1. Move through a series of useful intermediate steps. My favorite part of last night’s Cosmos episode was its takedown of the argument, common among proponents of intelligent design, that an organ like the human eye is too complex to have evolved by chance. It may be true that half an eye isn’t very useful, but an approximation of an eye certainly is, and there’s a beautiful sequence illustrating how the eye evolved from a series of intermediate stages, each useful in itself: a cluster of a few photosensitive proteins develops gradually into a depression with an aperture and finally an eye with a lens. And this is a striking analogy to how the creative process works. Half a story isn’t any more useful than half an eye, but a finished rough draft—one that takes the entire narrative from beginning to end, however imperfectly—is both a sketch of the whole and a template that can be refined through successive revisions. And it isn’t until you’ve got something that holds together on its own provisional terms that you can start to make it better. (This is part of the reason why I always start with a detailed outline, which is the roughest version of the complete story that can possibly exist.)

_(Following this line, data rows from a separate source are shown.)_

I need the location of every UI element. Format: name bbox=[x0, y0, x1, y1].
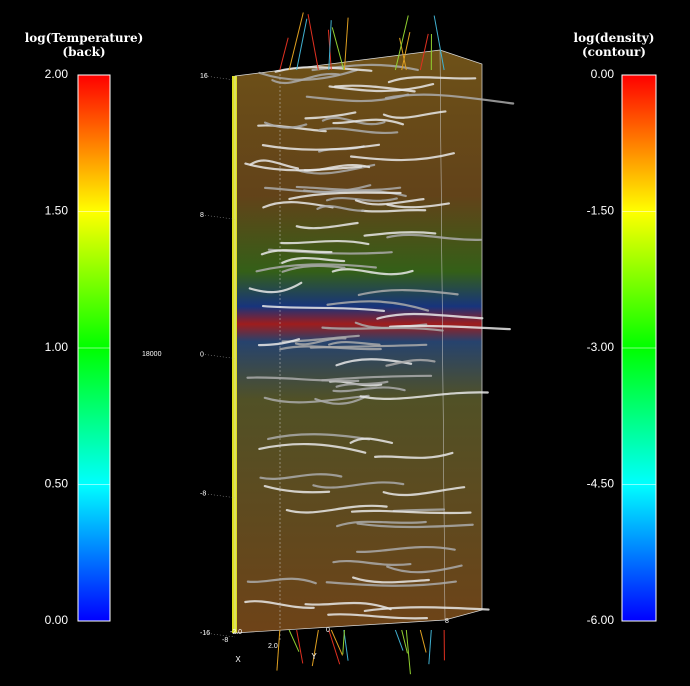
tick-label: 8 bbox=[445, 618, 449, 625]
colorbar-tick-label: 1.00 bbox=[45, 340, 69, 354]
colorbar-tick-label: 2.00 bbox=[45, 67, 69, 81]
colorbar-tick-label: 0.50 bbox=[45, 477, 69, 491]
colorbar-tick-label: 1.50 bbox=[45, 204, 69, 218]
colorbar-tick-label: 0.00 bbox=[45, 613, 69, 627]
z-tick-label: -8 bbox=[200, 491, 206, 498]
z-tick-label: -16 bbox=[200, 630, 210, 637]
tick-label: -2.0 bbox=[230, 629, 242, 636]
z-tick-label: 8 bbox=[200, 212, 204, 219]
colorbar-tick-label: 0.00 bbox=[591, 67, 615, 81]
colorbar-title: (contour) bbox=[582, 45, 646, 59]
tick-label: 2.0 bbox=[268, 643, 278, 650]
visualization: log(Temperature) (back) 2.001.501.000.50… bbox=[0, 0, 690, 686]
tick-label: 0 bbox=[326, 627, 330, 634]
volume-render bbox=[232, 12, 513, 674]
tick-label: -8 bbox=[222, 637, 228, 644]
colorbar-title: log(density) bbox=[574, 31, 655, 45]
colorbar-title: (back) bbox=[62, 45, 105, 59]
colorbar-tick-label: -4.50 bbox=[587, 477, 615, 491]
colorbar-tick-label: -3.00 bbox=[587, 340, 615, 354]
axis-label: X bbox=[235, 655, 241, 664]
colorbar-tick-label: -1.50 bbox=[587, 204, 615, 218]
z-tick-label: 16 bbox=[200, 73, 208, 80]
colorbar-title: log(Temperature) bbox=[25, 31, 144, 45]
time-label: 18000 bbox=[142, 351, 162, 358]
axis-label: Y bbox=[311, 652, 317, 661]
colorbar-tick-label: -6.00 bbox=[587, 613, 615, 627]
z-tick-label: 0 bbox=[200, 351, 204, 358]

Portrait of Charles Darwin by George Richmond

2. Introduce a little randomness. Natural selection proceeds as a succession of accidents, with random mutations in the genetic code that usually lead nowhere, but occasionally result in a useful adaptation. The process of writing a story can’t work in quite the same way: unlike nature, we’re writing with an end in mind, and most of us start with a plan. Even with such a teleological approach, however, it’s still possible to embrace a productive element of chance. I’ve described my own methods in detail, but every author will develop his or her own strategies for making raids on the random. Nicholson Baker, for instance, used a random number generator to reorder the chapters in his novel The Anthologist, and although he discarded most of the results, it led to a handful of promising juxtapositions that were preserved in the final draft. Even if you aren’t as systematic about it, you’ll soon find that every finished novel represents a compromise between the vision that the author had at the beginning and the unpredictable variations that the process introduced. And it’s essential to be able to depart from the plan enough to incorporate the unexpected—and to test it diligently against the alternatives.

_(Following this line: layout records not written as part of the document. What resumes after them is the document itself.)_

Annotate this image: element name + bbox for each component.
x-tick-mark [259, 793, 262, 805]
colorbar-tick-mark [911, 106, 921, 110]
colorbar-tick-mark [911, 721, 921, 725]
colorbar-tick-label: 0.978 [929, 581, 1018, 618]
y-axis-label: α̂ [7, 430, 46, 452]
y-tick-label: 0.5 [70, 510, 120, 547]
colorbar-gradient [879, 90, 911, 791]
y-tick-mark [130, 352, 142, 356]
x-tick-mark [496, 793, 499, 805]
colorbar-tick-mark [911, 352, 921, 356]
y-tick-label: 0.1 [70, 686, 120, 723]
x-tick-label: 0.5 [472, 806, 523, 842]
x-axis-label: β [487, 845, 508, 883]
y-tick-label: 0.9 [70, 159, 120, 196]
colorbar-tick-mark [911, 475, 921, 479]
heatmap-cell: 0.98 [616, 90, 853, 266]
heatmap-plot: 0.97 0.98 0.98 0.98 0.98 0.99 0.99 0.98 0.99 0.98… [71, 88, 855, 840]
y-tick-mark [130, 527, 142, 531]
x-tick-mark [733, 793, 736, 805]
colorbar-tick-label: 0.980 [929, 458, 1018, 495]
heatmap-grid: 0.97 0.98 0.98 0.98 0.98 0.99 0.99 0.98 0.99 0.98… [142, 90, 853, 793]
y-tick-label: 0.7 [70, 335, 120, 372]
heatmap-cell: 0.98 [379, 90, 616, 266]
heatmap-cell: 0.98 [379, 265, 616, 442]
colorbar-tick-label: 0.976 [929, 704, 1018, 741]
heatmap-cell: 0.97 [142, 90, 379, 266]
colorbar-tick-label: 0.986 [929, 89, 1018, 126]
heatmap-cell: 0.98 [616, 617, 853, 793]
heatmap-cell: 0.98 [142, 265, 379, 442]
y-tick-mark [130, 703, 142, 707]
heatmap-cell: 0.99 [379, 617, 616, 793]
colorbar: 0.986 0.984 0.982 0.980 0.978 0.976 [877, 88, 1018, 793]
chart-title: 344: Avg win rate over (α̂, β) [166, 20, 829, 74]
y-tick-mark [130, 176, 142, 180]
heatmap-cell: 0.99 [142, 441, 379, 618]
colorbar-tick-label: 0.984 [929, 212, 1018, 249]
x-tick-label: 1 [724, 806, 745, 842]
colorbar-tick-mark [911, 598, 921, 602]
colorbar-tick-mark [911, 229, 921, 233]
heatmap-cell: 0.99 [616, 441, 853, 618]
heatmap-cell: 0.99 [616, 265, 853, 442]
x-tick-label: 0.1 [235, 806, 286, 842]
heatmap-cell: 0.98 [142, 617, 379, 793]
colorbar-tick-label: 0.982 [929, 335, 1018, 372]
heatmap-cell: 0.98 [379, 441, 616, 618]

3. Give it time. If the diversity and ingenuity of the adaptations that nature creates can sometimes seem unimaginable, it’s because natural selection operates over millions of years. Time, scale, and variation can do remarkable things. Artists, unfortunately, don’t have that luxury: we can only write one version of a story at a time, and we only have a few months or years to get it done. Even on that reduced level, though, time is crucial. I’ve spoken elsewhere about the importance of rendering in the creative process, and the fact that most novels need a year or so to percolate in the author’s mind, no matter how fast we can write. There’s a simple explanation: most of us only have so many good ideas at any one time, and if we can extend the period of writing, we’ll increase our chances of finding an idea that can be applied to the problem at hand. It’s possible to take this too far, of course, and there always comes a time when the draft needs to be sent out to meet its fate. But even a break of a few weeks can have positive effect, especially if we’ve turned our attention to other projects in the meantime. And when we do finally go back to the work we’ve set aside, we’ll often find that it has evolved in our absence, when we weren’t even aware of it. Now that’s some intelligent design.